Встал и Василий; слушал, насупивши брови, молчал.
Вдруг монах наклонился близко совсем. Из-за тонких, бескровных, змеящихся губ пахнуло явственно запахом тления, но голос стал сразу высоким и резким. Чей это голос? Монаха ли? Едкая злоба и сжатая страсть кричат в этом шепоте:
— А если и ты очистишь душу в крови, кровавым дождем омоешь раны ее, завтра же утром… Приходи завтра же утром, я отпущу тебе все грехи твои и дам приобщиться Тела и Крови Христовой… Слышишь — Тела и Крови Господней! И покроет святая та Кровь ту, что прольешь, и несмываемый грех смоет с души твоей…
Задрожал невидимой дрожью старый Василий, а монах заносит руку над ним и слагает кощунственно пальцы, и хочет уже сотворить знак Распятого Господа, благословить его на…
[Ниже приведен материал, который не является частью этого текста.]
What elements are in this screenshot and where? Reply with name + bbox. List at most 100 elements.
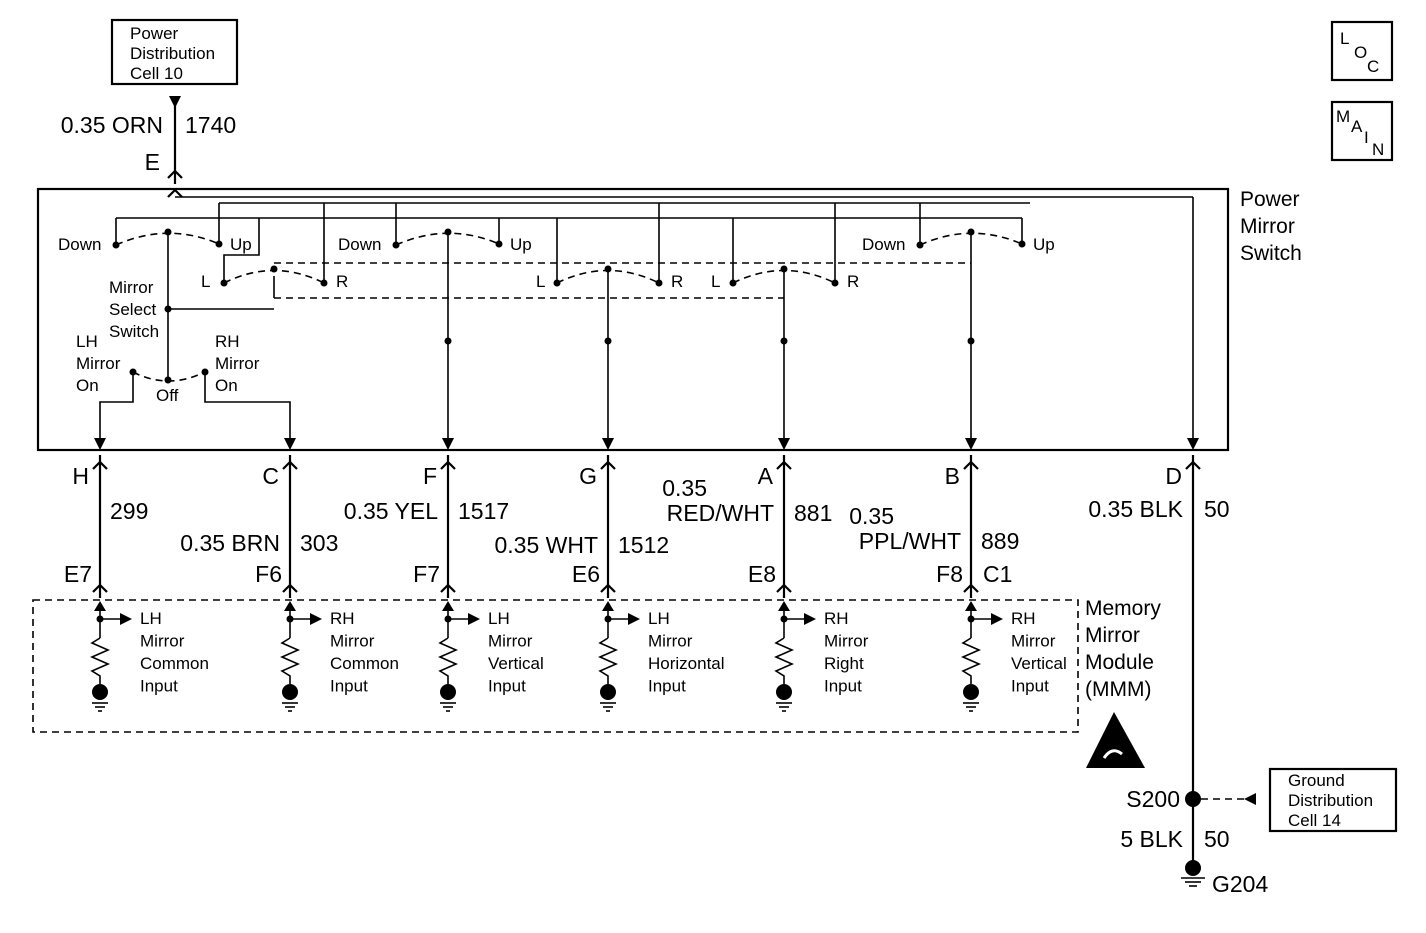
connector-a-mmm-pin-icon — [776, 583, 792, 593]
ground-circuit: D 0.35 BLK 50 S200 5 BLK 50 G204 — [1088, 455, 1268, 897]
ground-wire-label: 0.35 BLK — [1088, 496, 1183, 522]
power-circuit-label: 1740 — [185, 112, 236, 138]
connector-a-input-label: Input — [824, 677, 862, 696]
connector-c-input-label: Mirror — [330, 632, 375, 651]
ground-g204-label: G204 — [1212, 871, 1268, 897]
updown-switch-2: Down Up — [338, 203, 532, 254]
ground-distribution-box: Ground Distribution Cell 14 — [1268, 767, 1398, 833]
connector-h-input-arrow-icon — [94, 601, 106, 611]
connector-c-input-label: Input — [330, 677, 368, 696]
updown-switch-1: Down Up — [58, 203, 252, 254]
svg-text:Cell 14: Cell 14 — [1288, 811, 1341, 830]
svg-text:Switch: Switch — [109, 322, 159, 341]
switch-title: Power Mirror Switch — [1240, 188, 1302, 265]
connector-f-input-arrow-icon — [442, 601, 454, 611]
switch-output-arrows — [94, 232, 1199, 450]
connector-c-circuit: 303 — [300, 530, 338, 556]
connector-f-mmm-pin-icon — [440, 583, 456, 593]
connector-a-mmm-pin: E8 — [748, 561, 776, 587]
ground-circuit-label: 50 — [1204, 496, 1230, 522]
connector-a-pin-label: A — [758, 463, 774, 489]
connector-b-input-label: Mirror — [1011, 632, 1056, 651]
lr-switch-1: L R — [201, 203, 348, 291]
svg-text:M: M — [1336, 107, 1350, 126]
connector-b-resistor-icon — [961, 637, 981, 684]
mirror-select-switch: Mirror Select Switch LH Mirror On RH Mir… — [76, 232, 291, 440]
connector-a-input-label: Right — [824, 654, 864, 673]
pin-e-connector-icon — [167, 169, 183, 179]
power-mirror-switch-box — [36, 187, 1230, 452]
svg-text:(MMM): (MMM) — [1085, 678, 1151, 701]
svg-text:Ground: Ground — [1288, 771, 1345, 790]
connector-g-signal-arrow-icon — [628, 613, 640, 625]
connector-c-input-label: Common — [330, 654, 399, 673]
connector-b-input-label: RH — [1011, 609, 1036, 628]
switch-linkages — [273, 262, 971, 299]
connector-f-wire-color: 0.35 YEL — [344, 498, 438, 524]
loc-icon: L O C — [1330, 20, 1394, 82]
connector-c-signal-arrow-icon — [310, 613, 322, 625]
connector-c-mmm-pin-icon — [282, 583, 298, 593]
ground-pin-d: D — [1165, 463, 1182, 489]
connector-f-resistor-icon — [438, 637, 458, 684]
svg-text:Mirror: Mirror — [1240, 215, 1295, 238]
connector-a-wire-color: RED/WHT — [667, 500, 774, 526]
connector-b-input-arrow-icon — [965, 601, 977, 611]
svg-text:Mirror: Mirror — [1085, 624, 1140, 647]
connector-f-input-label: Mirror — [488, 632, 533, 651]
svg-text:Up: Up — [1033, 235, 1055, 254]
connector-c-resistor-icon — [280, 637, 300, 684]
connector-b-pin-icon — [963, 460, 979, 470]
connector-f-mmm-pin: F7 — [413, 561, 440, 587]
svg-text:C: C — [1367, 57, 1379, 76]
svg-text:Off: Off — [156, 386, 179, 405]
svg-text:R: R — [847, 272, 859, 291]
svg-text:I: I — [1364, 128, 1369, 147]
connector-h-circuit: 299 — [110, 498, 148, 524]
connector-g-input-label: Input — [648, 677, 686, 696]
connector-b-mmm-pin: F8 — [936, 561, 963, 587]
svg-text:Mirror: Mirror — [215, 354, 260, 373]
connector-a-pin-icon — [776, 460, 792, 470]
connector-g-pin-icon — [600, 460, 616, 470]
connector-h-signal-arrow-icon — [120, 613, 132, 625]
power-distribution-box: Power Distribution Cell 10 — [110, 18, 239, 86]
svg-text:Module: Module — [1085, 651, 1154, 674]
connector-g-input-label: LH — [648, 609, 670, 628]
connector-a-input-arrow-icon — [778, 601, 790, 611]
svg-text:Switch: Switch — [1240, 242, 1302, 265]
connector-a-circuit: 881 — [794, 500, 832, 526]
connector-c-mmm-pin: F6 — [255, 561, 282, 587]
svg-text:Down: Down — [58, 235, 101, 254]
connector-b-mmm-pin-icon — [963, 583, 979, 593]
connector-g-pin-label: G — [579, 463, 597, 489]
connector-b-circuit: 889 — [981, 528, 1019, 554]
connector-h-input-label: Input — [140, 677, 178, 696]
connector-f-pin-icon — [440, 460, 456, 470]
svg-text:R: R — [671, 272, 683, 291]
svg-text:Memory: Memory — [1085, 597, 1161, 620]
svg-text:R: R — [336, 272, 348, 291]
svg-text:LH: LH — [76, 332, 98, 351]
svg-text:On: On — [215, 376, 238, 395]
connector-b-pin-label: B — [945, 463, 960, 489]
connector-g-mmm-pin: E6 — [572, 561, 600, 587]
connector-g-input-label: Horizontal — [648, 654, 725, 673]
power-wire-label: 0.35 ORN — [61, 112, 163, 138]
connector-b-mmm-pin2: C1 — [983, 561, 1012, 587]
connector-g-circuit: 1512 — [618, 532, 669, 558]
updown-switch-3: Down Up — [862, 203, 1055, 254]
svg-text:L: L — [1340, 29, 1349, 48]
connector-b-wire-color: PPL/WHT — [859, 528, 961, 554]
connector-g-input-label: Mirror — [648, 632, 693, 651]
connector-a-signal-arrow-icon — [804, 613, 816, 625]
power-pin-label: E — [145, 149, 160, 175]
svg-text:O: O — [1354, 43, 1367, 62]
connector-h-input-label: Common — [140, 654, 209, 673]
power-dist-line3: Cell 10 — [130, 64, 183, 83]
connector-c-input-label: RH — [330, 609, 355, 628]
connector-a-resistor-icon — [774, 637, 794, 684]
connector-a-input-label: Mirror — [824, 632, 869, 651]
svg-text:Distribution: Distribution — [1288, 791, 1373, 810]
svg-text:A: A — [1351, 117, 1363, 136]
Видит Василий движение рук, думает: «Господи»… Но обрываются мысли. Один порыв, одно дрожание души и тела, один короткий удар, одна молния, — и как стальной поднимается на свои короткие ноги старик, чтобы стать выше, чтобы достать, непременно достать — и плюет монаху прямо в лицо.
И опускается рука, не сотворив крестного знамения, и застывает в искаженной маске лицо; чуть дрожит только рыжая, приклеенная бороденка на восковой отставленной челюсти; безмолвен и нем раскрытый темнеющий рот.
А Василий, точно мальчишка, точно стариком никогда он и не был, забыв о коротких, нетвердых ногах, быстро бежит вниз по дороге, к синеющей пелене дремучего леса, за которым дальше скрывается город.
Невыносимая жуть, что сгустилась вдруг в видимый образ, этот дьявола в лице монаха, эта нечеловечески острая боль, что пронизала одною иглой все его существо, во мгновение ока преобразили его. Он забыл о себе и о дочери, даже о том, что он человек, одним стихийным порывом от себя и от леса, и от свежести воздуха — не как христианин, а как молодой утренний зверь, поклоняющийся восходящему светлому солнцу, послал, как умел, как все существо подсказало, последнее оскорбление в лицо оскорбителю. Пусть не со Христом, но и не с дьяволом! Пусть не со Христом, но за Христа!
И теперь бежал или скакал, или летел, как ранняя птица, стремглав, вниз по скатам и золоту осени, и лес принимал его широкой прохладною грудью.
Сквозь сине-зеленые воды небес глянуло солнце.
XLI
Уже в городе, возбужденный и усталый одновременно, Василий присел отдохнуть.
С детских лет небывалая легкость разлилась по костям и суставам. Утро само вошло в его плоть и смеялось в новом жилище. И улыбался с ним вместе босоногий мальчишка Васютка, через полсотню годов скакнувший за утром вслед — беспредельна мальчишечья шалость! — в седого Василия.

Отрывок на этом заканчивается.